Words! Words! Words! I’m so sick of words!
I get words all day through;
First from him, now from you!
Is that all you blighters can do?
My teenage daughter and I watched the wonderful musical My Fair Lady this weekend. The Lerner & Loewe song “Show Me” seemed to perfectly capture the sentiment of last week’s top mature marketing links.
There’s Freddie, full of best intentions, desperately trying to connect with Eliza through passionate prose. There’s Eliza, tired of talking. If the movie were made today, she’d likely respond with Elvis’ “A Little Less Conversation (a lot more action).” Instead Eliza demands: “don’t waste my time, show me!”
Have mature marketers been too worried about the words, words, words they use? The items that got the most shares, clicks and comments last week had to do with the language of aging.
1. MOST SHARED: “Updating the Language of Aging,” an article by LeadingAge’s Jane Sherwin about why language is so important in the senior living industry. Sherwin shows how leading providers are not just picking words that don’t offend but are choosing those that will uplift and empower.
Michelle Seitzer of SeniorsForLiving summed it up when she shared the link:
Can words change the world? Read the piece at http://bit.ly/1mwDomu.
2. MOST COMMENTED: “Banana-fana Fo-senior …The Name Game and 50+ Marketing.”
This post on this blog generated some great discussion. We shared the results of two surveys related to the language of aging — namely, which words are loathed and which are liked. (No age-related labels seem to really be loved.)
Deb Unger is definitely in the show me camp. She wrote on the blog:
“Don’t market to my age.
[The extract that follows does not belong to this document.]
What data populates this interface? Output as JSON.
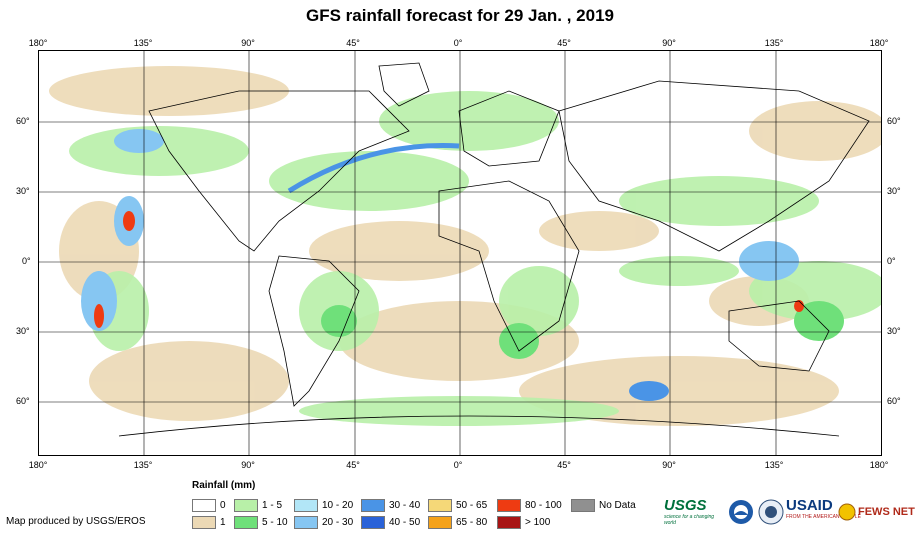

If you do you are in essence telling me what I should like or use based on my age. Market to a person instead and let me decide if it’s for me regardless of my age.”
Ronni Bennett, elderblogger, journalist and source of one of the two polls, countered:
“I don’t agree that descriptive words for old people shouldn’t refer to their age. There are a zillion reasons stories, reports and advertising need to target by age – sometimes for medications or for over-the-counter products (I, at 73, don’t need acne cream and it’s a waste of advertisers’ money to include me) and any reporter would be negligent to not declare teen, young adult, elder, etc. when they don’t have an age to report.”
The conversation’s just begun. Add your two cents here: http://bit.ly/1oVuRtA
3. Also of note: No matter what marketers choose to call older adults, we can connect by understanding the stress they’re under and showing them we have solutions. NPR Health had a fine series of reports on stress last week.
What stresses older adults? Health problems are the dominant concern for seniors, while money is tops for baby boomers.
The study was conducted by NPR, the Robert Wood Johnson Foundation and the Harvard School of Public Health. Read more here: http://n.pr/1jHUM9q
My solution to stress? Curling up on the couch with my kids and a good movie. And singing along with Eliza as she uses words to change her world.